TRC Wins ASCE Award for Jaye Street Bridge Rehabilitation Project
The Jaye Street Rehabilitation was a long-awaited improvement in Porterville, CA. TRC played a key role in the $7.74 million project, providing bridge rehabilitation design for widening the bridge and implementing scour countermeasures and seismic retrofits. For its efforts, the project team received the 2019 Outstanding Structural Engineering Project Award from the ASCE Region 9 chapter.
Jaye Street is a major thoroughfare for the City of Porterville, providing connection to Highway 190 and the surrounding commercial district. For years, a 2-lane stretch of roadway across the Tule River Bridge caused congestion.

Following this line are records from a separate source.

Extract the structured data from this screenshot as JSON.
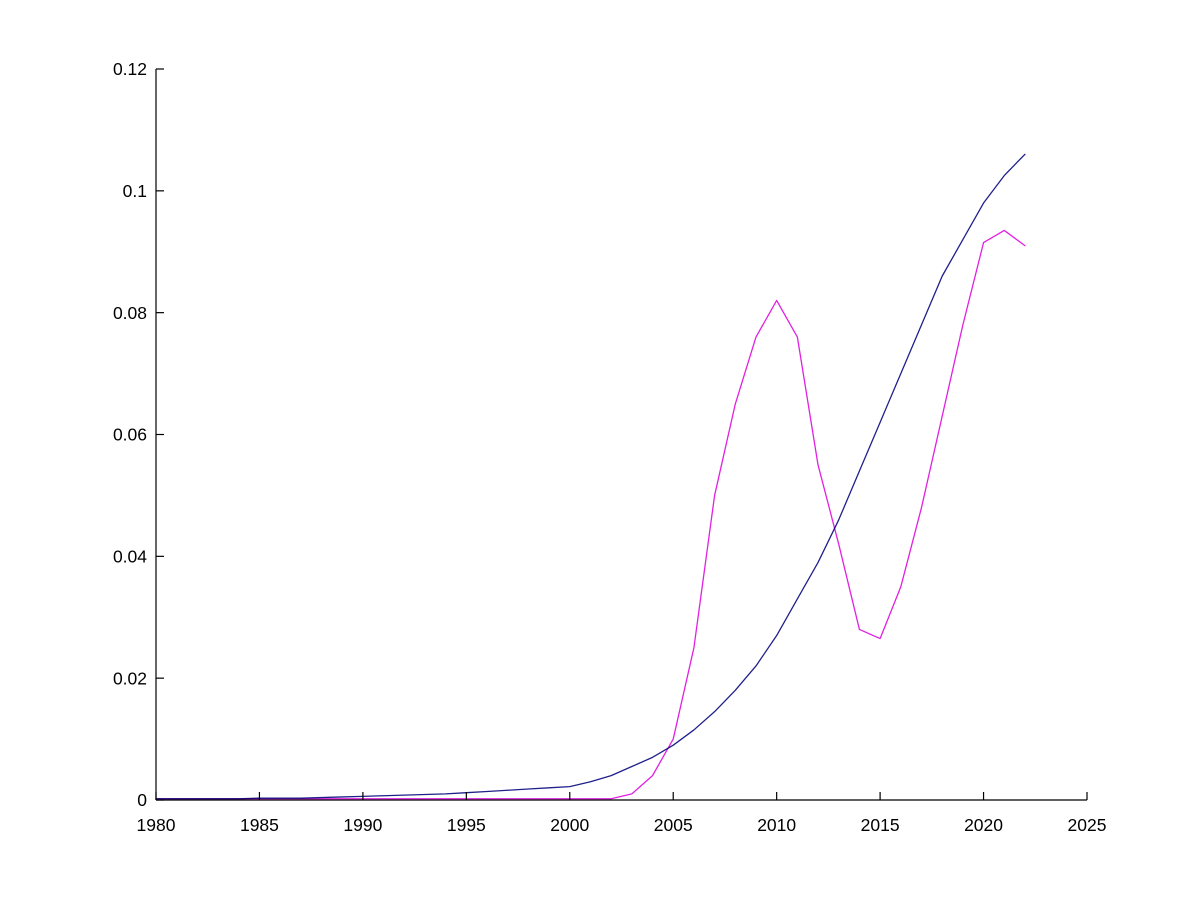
{
  "figure": {
    "background_color": "#ffffff",
    "axis_color": "#000000",
    "title": ""
  },
  "chart_data": {
    "type": "line",
    "title": "",
    "xlabel": "",
    "ylabel": "",
    "xlim": [
      1980,
      2025
    ],
    "ylim": [
      0,
      0.12
    ],
    "grid": false,
    "legend": "none",
    "box": "left-and-bottom-axes-only",
    "x_ticks": [
      1980,
      1985,
      1990,
      1995,
      2000,
      2005,
      2010,
      2015,
      2020,
      2025
    ],
    "x_tick_labels": [
      "1980",
      "1985",
      "1990",
      "1995",
      "2000",
      "2005",
      "2010",
      "2015",
      "2020",
      "2025"
    ],
    "y_ticks": [
      0,
      0.02,
      0.04,
      0.06,
      0.08,
      0.1,
      0.12
    ],
    "y_tick_labels": [
      "0",
      "0.02",
      "0.04",
      "0.06",
      "0.08",
      "0.1",
      "0.12"
    ],
    "x": [
      1980,
      1981,
      1982,
      1983,
      1984,
      1985,
      1986,
      1987,
      1988,
      1989,
      1990,
      1991,
      1992,
      1993,
      1994,
      1995,
      1996,
      1997,
      1998,
      1999,
      2000,
      2001,
      2002,
      2003,
      2004,
      2005,
      2006,
      2007,
      2008,
      2009,
      2010,
      2011,
      2012,
      2013,
      2014,
      2015,
      2016,
      2017,
      2018,
      2019,
      2020,
      2021,
      2022
    ],
    "series": [
      {
        "name": "smooth-dark-blue-curve",
        "color": "#20208c",
        "values": [
          0.0002,
          0.0002,
          0.0002,
          0.0002,
          0.0002,
          0.0003,
          0.0003,
          0.0003,
          0.0004,
          0.0005,
          0.0006,
          0.0007,
          0.0008,
          0.0009,
          0.001,
          0.0012,
          0.0014,
          0.0016,
          0.0018,
          0.002,
          0.0022,
          0.003,
          0.004,
          0.0055,
          0.007,
          0.009,
          0.0115,
          0.0145,
          0.018,
          0.022,
          0.027,
          0.033,
          0.039,
          0.046,
          0.054,
          0.062,
          0.07,
          0.078,
          0.086,
          0.092,
          0.098,
          0.1025,
          0.106
        ]
      },
      {
        "name": "magenta-curve",
        "color": "#e121e1",
        "values": [
          0.0002,
          0.0002,
          0.0002,
          0.0002,
          0.0002,
          0.0002,
          0.0002,
          0.0002,
          0.0002,
          0.0002,
          0.0002,
          0.0002,
          0.0002,
          0.0002,
          0.0002,
          0.0002,
          0.0002,
          0.0002,
          0.0002,
          0.0002,
          0.0002,
          0.0002,
          0.0002,
          0.001,
          0.004,
          0.01,
          0.025,
          0.05,
          0.065,
          0.076,
          0.082,
          0.076,
          0.055,
          0.042,
          0.028,
          0.0265,
          0.035,
          0.048,
          0.063,
          0.078,
          0.0915,
          0.0935,
          0.091
        ]
      }
    ]
  }
}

Jaye Street/Tule River Bridge Rehabilitation
To eliminate the bottleneck, improve safety, promote recreational access, and provide a better overall connection to retail stores and offices, the city widened the bridge to 4 lanes and connected it to the local river walkway network.
The $7.74 million project was more than 15 years in the making and highly anticipated in the San Joaquin Valley region. Originally funded for construction in 2003, groundbreaking was delayed several times, at one point to mitigate construction from impacting a federally threatened insect species.

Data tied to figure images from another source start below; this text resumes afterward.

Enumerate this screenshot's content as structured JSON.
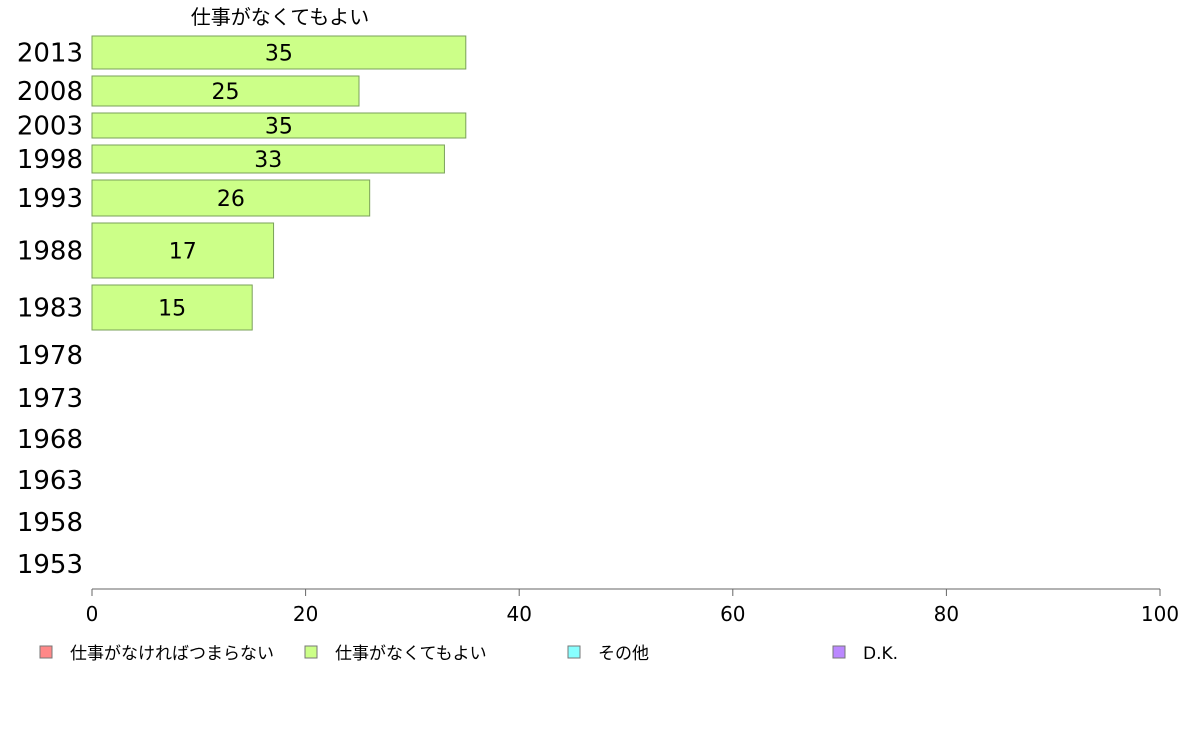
{
  "chart_data": {
    "type": "bar",
    "orientation": "horizontal",
    "title": "仕事がなくてもよい",
    "categories": [
      "2013",
      "2008",
      "2003",
      "1998",
      "1993",
      "1988",
      "1983",
      "1978",
      "1973",
      "1968",
      "1963",
      "1958",
      "1953"
    ],
    "series": [
      {
        "name": "仕事がなくてもよい",
        "color": "#ccff88",
        "values": [
          35,
          25,
          35,
          33,
          26,
          17,
          15,
          null,
          null,
          null,
          null,
          null,
          null
        ],
        "labels": [
          "35",
          "25",
          "35",
          "33",
          "26",
          "17",
          "15",
          "",
          "",
          "",
          "",
          "",
          ""
        ]
      }
    ],
    "xlim": [
      0,
      100
    ],
    "xticks": [
      "0",
      "20",
      "40",
      "60",
      "80",
      "100"
    ],
    "grid": false,
    "legend_position": "bottom",
    "legend": [
      {
        "label": "仕事がなければつまらない",
        "color": "#ff8888"
      },
      {
        "label": "仕事がなくてもよい",
        "color": "#ccff88"
      },
      {
        "label": "その他",
        "color": "#88ffff"
      },
      {
        "label": "D.K.",
        "color": "#bb88ff"
      }
    ]
  }
}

TRC played a key role in finally moving the project forward to a successful completion. Our design included widening the bridge from 34 feet to 83 feet, constructing 5-foot-wide barrier-protected sidewalks on either side, and implementing scour countermeasures and seismic retrofits to protect the existing bridge portion built in 1970.

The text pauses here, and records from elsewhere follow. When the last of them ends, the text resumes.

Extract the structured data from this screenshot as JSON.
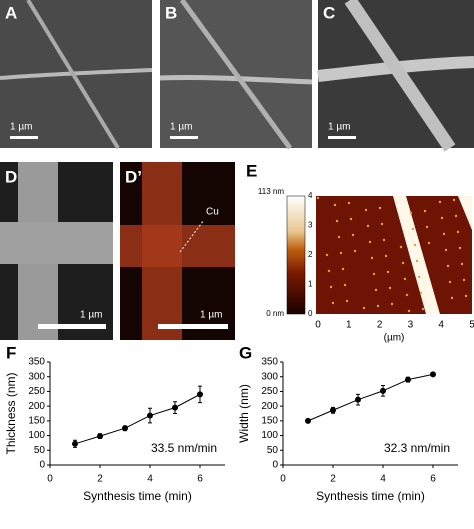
{
  "panels": [
    {
      "label": "A",
      "scale": "1 µm"
    },
    {
      "label": "B",
      "scale": "1 µm"
    },
    {
      "label": "C",
      "scale": "1 µm"
    },
    {
      "label": "D",
      "scale": "1 µm"
    },
    {
      "label": "D’",
      "scale": "1 µm",
      "element": "Cu"
    },
    {
      "label": "E",
      "bar_max": "113 nm",
      "bar_min": "0 nm",
      "bar_ticks": [
        "0",
        "1",
        "2",
        "3",
        "4"
      ],
      "x_ticks": [
        "0",
        "1",
        "2",
        "3",
        "4",
        "5"
      ],
      "x_label": "(µm)"
    }
  ],
  "chart_data": [
    {
      "type": "line",
      "label": "F",
      "ylabel": "Thickness (nm)",
      "xlabel": "Synthesis time (min)",
      "annotation": "33.5 nm/min",
      "x": [
        1,
        2,
        3,
        4,
        5,
        6
      ],
      "series": [
        {
          "color": "#000000",
          "values": [
            72,
            98,
            125,
            168,
            195,
            240
          ],
          "errors": [
            12,
            8,
            8,
            25,
            20,
            28
          ]
        }
      ],
      "xlim": [
        0,
        7
      ],
      "xticks": [
        0,
        2,
        4,
        6
      ],
      "ylim": [
        0,
        350
      ],
      "yticks": [
        0,
        50,
        100,
        150,
        200,
        250,
        300,
        350
      ]
    },
    {
      "type": "line",
      "label": "G",
      "ylabel": "Width (nm)",
      "xlabel": "Synthesis time (min)",
      "annotation": "32.3 nm/min",
      "x": [
        1,
        2,
        3,
        4,
        5,
        6
      ],
      "series": [
        {
          "color": "#000000",
          "values": [
            150,
            186,
            222,
            252,
            290,
            308
          ],
          "errors": [
            6,
            10,
            18,
            18,
            8,
            5
          ]
        }
      ],
      "xlim": [
        0,
        7
      ],
      "xticks": [
        0,
        2,
        4,
        6
      ],
      "ylim": [
        0,
        350
      ],
      "yticks": [
        0,
        50,
        100,
        150,
        200,
        250,
        300,
        350
      ]
    }
  ]
}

Seismic protection included strengthening of the existing abutments, addition of structure approach slabs, and regrading of the channel at the north end to lengthen bridge columns. To maintain irrigation facility function, a new cast-in-place concrete box culvert with headwalls was installed to convey Hubbs Minor Ditch.
The addition of pile-supported retaining walls facilitated relocation of the Tule River Parkway recreational trail underneath the bridge. Rehabilitative work also included deck repairs, application of a polyester concrete overlay to cover the deteriorated riding surface, and streetscape enhancement with decorative lighting, landscaping, and safety barriers.
TRC collaborated with a multidisciplinary team of roadway, hydraulic, geotechnical, traffic, environmental, electrical, landscape design, and construction staff. Coordination with city, state, and federal agencies was crucial to meeting design requirements, maintaining traffic flow during construction, and securing $5.8 million in funding through the the Federal Highway Bridge Program.